Où suis-je? Ce n’est pas une interrogation pour rire, celle d’une Dame Helvetia ensommeillée surgissant étonnée de ses rêves. C’est sans doute, aujourd’hui, une bonne part de la question suisse. Parce que l’intérêt d’un Forum comme celui des 100, qu’organise L’Hebdo depuis six années, est sans doute dans les glissements, au fur et à mesure de la journée, de son intitulé de départ. «Leçons de la crise, défis d’avenir», disait l’invitation lancée à l’air du large. A l’arrivée, il y a eu pourtant glissement. Vers quelque chose d’autre et de vertigineux aussi: l’idée, pour ce pays et surtout pour ceux qui lui font l’honneur d’y croire, de chercher sa place: où suis-je, c’était donc bien la bonne question.
Mais d’abord l’air du large. Peutêtre est-ce la proximité du lac au soleil, dans cette université où le recteur Dominique Arlettaz ne cache pas son bonheur d’hôte, qui aide à imaginer d’autres rives, des horizons à atteindre, des bateaux sans amarres allant à l’aventure. L’air du large, au Forum, c’est d’abord l’heureux courant d’air des croisements de genre et de personnalité, toutes et tous cornaqués par Bruno Giussani, parfait en maître des cérémonies. On peut évidemment railler – d’autres que nous le font si volontiers – l’irruption dès potronminet à l’Amphimax de Dorigny du bataillon désigné des élites romandes. Ceux qui «font la Suisse romande», justement: des politiques (Pascal Broulis ou François Longchamp) et des horlogers, des industriels (André Kudelski ou Claude Hauser) et quelques artistes (Roger Pfund ou Sam Frank), haut fonctionnaires, gens des médias ou aventuriers (Sarah Marquis ou Bertrand Piccard), des rêveurs ou des économistes: le génie du lieu, c’est que parfois, ce sont les mêmes.

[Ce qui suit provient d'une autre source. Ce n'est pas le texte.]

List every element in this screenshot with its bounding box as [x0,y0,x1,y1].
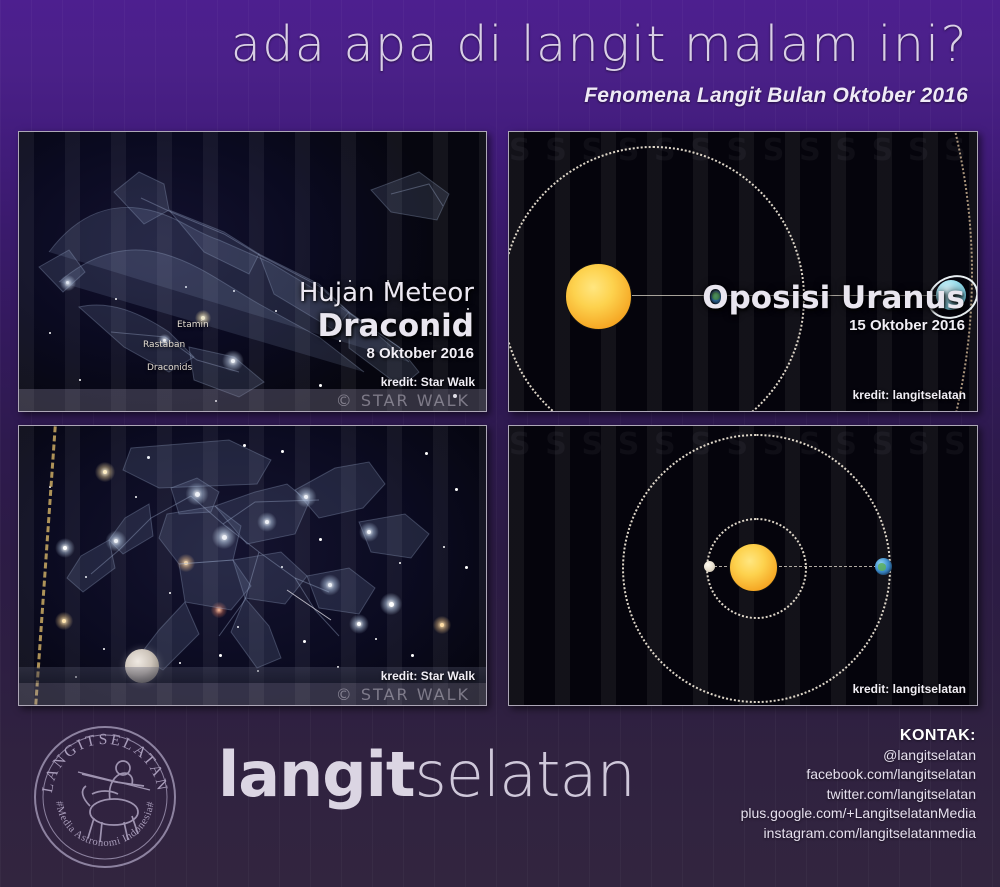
panel-credit: kredit: Star Walk [381,669,475,683]
page-title: ada apa di langit malam ini? [231,19,968,71]
contact-block: KONTAK: @langitselatan facebook.com/lang… [741,726,976,843]
panel-date: 8 Oktober 2016 [299,345,474,362]
footer: LANGITSELATAN #Media Astronomi Indonesia… [0,704,1000,887]
starfield-orion [19,426,486,705]
contact-twitter-handle[interactable]: @langitselatan [741,746,976,766]
starwalk-watermark: © STAR WALK [336,685,470,704]
wordmark[interactable]: langitselatan [218,744,635,806]
sun [729,543,778,592]
orion-figure [67,440,429,670]
svg-text:LANGITSELATAN: LANGITSELATAN [39,731,171,794]
panel-draconid[interactable]: Etamin Rastaban Draconids Nodus Secundus… [18,131,487,412]
panel-orionid[interactable]: Planet Nine Rigel Bellatrix LEPUS ORION … [18,425,487,706]
starwalk-watermark: © STAR WALK [336,391,470,410]
wordmark-light: selatan [415,738,635,811]
langitselatan-seal-icon: LANGITSELATAN #Media Astronomi Indonesia… [32,724,178,870]
panel-credit: kredit: langitselatan [853,682,966,696]
contact-instagram[interactable]: instagram.com/langitselatanmedia [741,824,976,844]
contact-facebook[interactable]: facebook.com/langitselatan [741,765,976,785]
panel-heading-draconid: Hujan Meteor Draconid 8 Oktober 2016 [299,278,474,362]
poster: ada apa di langit malam ini? Fenomena La… [0,0,1000,887]
contact-twitter[interactable]: twitter.com/langitselatan [741,785,976,805]
sky-label-draconids: Draconids [147,363,192,373]
starfield-draco [19,132,486,411]
wordmark-bold: langit [218,738,415,811]
contact-heading: KONTAK: [741,726,976,746]
sky-label-etamin: Etamin [177,320,209,330]
sun [565,263,632,330]
panel-name: Oposisi Uranus [702,280,965,316]
panel-credit: kredit: Star Walk [381,375,475,389]
panel-kicker: Hujan Meteor [299,278,474,308]
mercury [704,561,715,572]
panel-date: 15 Oktober 2016 [702,317,965,334]
panel-heading-uranus: Oposisi Uranus 15 Oktober 2016 [702,280,965,334]
logo-seal[interactable]: LANGITSELATAN #Media Astronomi Indonesia… [32,724,178,870]
earth [875,558,892,575]
panel-name: Draconid [299,308,474,344]
page-subtitle: Fenomena Langit Bulan Oktober 2016 [584,84,968,108]
seal-ring-top-text: LANGITSELATAN [39,731,171,794]
panel-merkurius[interactable]: SSSSSSSSSSSSSSSSSSSSSSSSSSSSSSSSSSSSSSSS… [508,425,978,706]
header: ada apa di langit malam ini? Fenomena La… [0,0,1000,122]
sky-label-rastaban: Rastaban [143,340,185,350]
panel-uranus[interactable]: SSSSSSSSSSSSSSSSSSSSSSSSSSSSSSSSSSSSSSSS… [508,131,978,412]
contact-googleplus[interactable]: plus.google.com/+LangitselatanMedia [741,804,976,824]
panel-credit: kredit: langitselatan [853,388,966,402]
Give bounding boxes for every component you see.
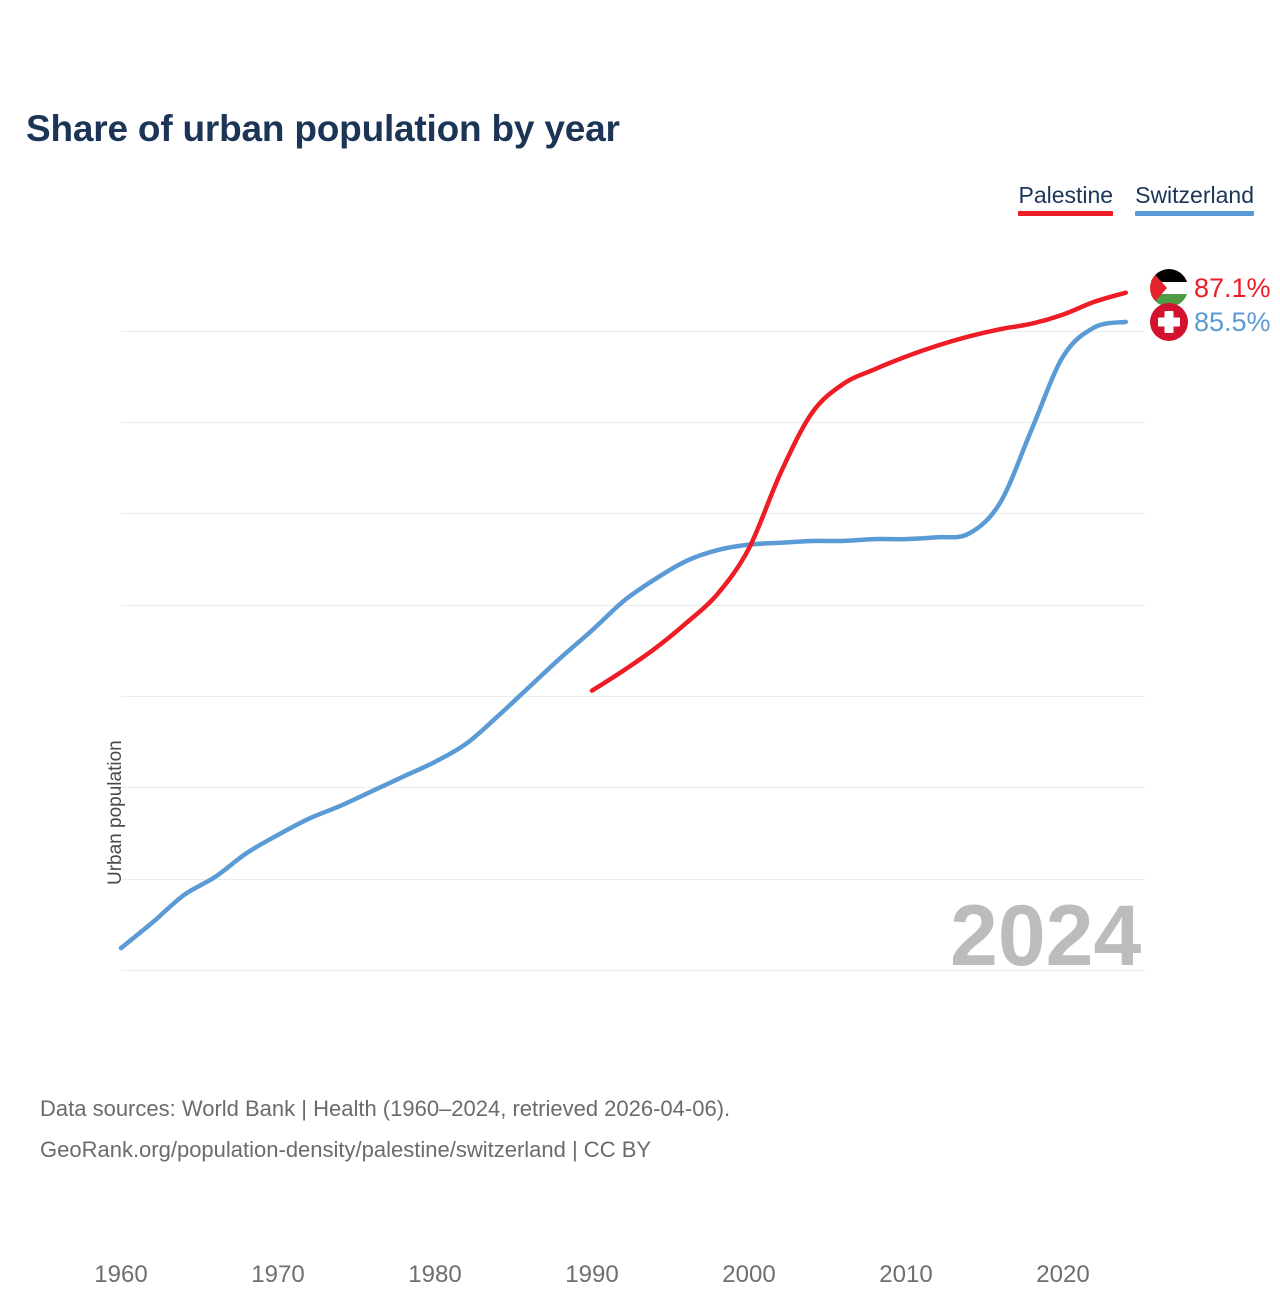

Ou plutôt, que le Forum les mélange comme aucun autre lieu ne le fait en Suisse romande.
Pas une simple messe. Une étrange euphorie préside dès lors à ces retrouvailles annuelles de mai. Elle n’est pas celle des cooptés, ni de celles qui voudraient voir dans les 100 sans cesse renouvelés une simple messe d’autocélébration des décideurs, de ceux qui comptent ou croient compter. Car ils savent, tous, de Davos à Ecublens, que le principe de ce style de rassemblement fait ricaner les cyniques qui n’y veulent voir que petits fours ou ronds de jambe. Or, là comme souvent, il faut croire pour voir, et pour savoir: ce qui rassemble vraiment ceux qui viennent au Forum des 100, c’est l’envie. L’envie de ce pays ou de cette région vécue avec espérance, la volonté d’y rêver et d’y construire aussi fort qu’ailleurs. Ce sont des mots, oui. Mais les mots comptent, en ce lieu, et peuvent être ici aussi forts que des briques, ou au contraire friables comme plâtre, si on les lâche sans consistance.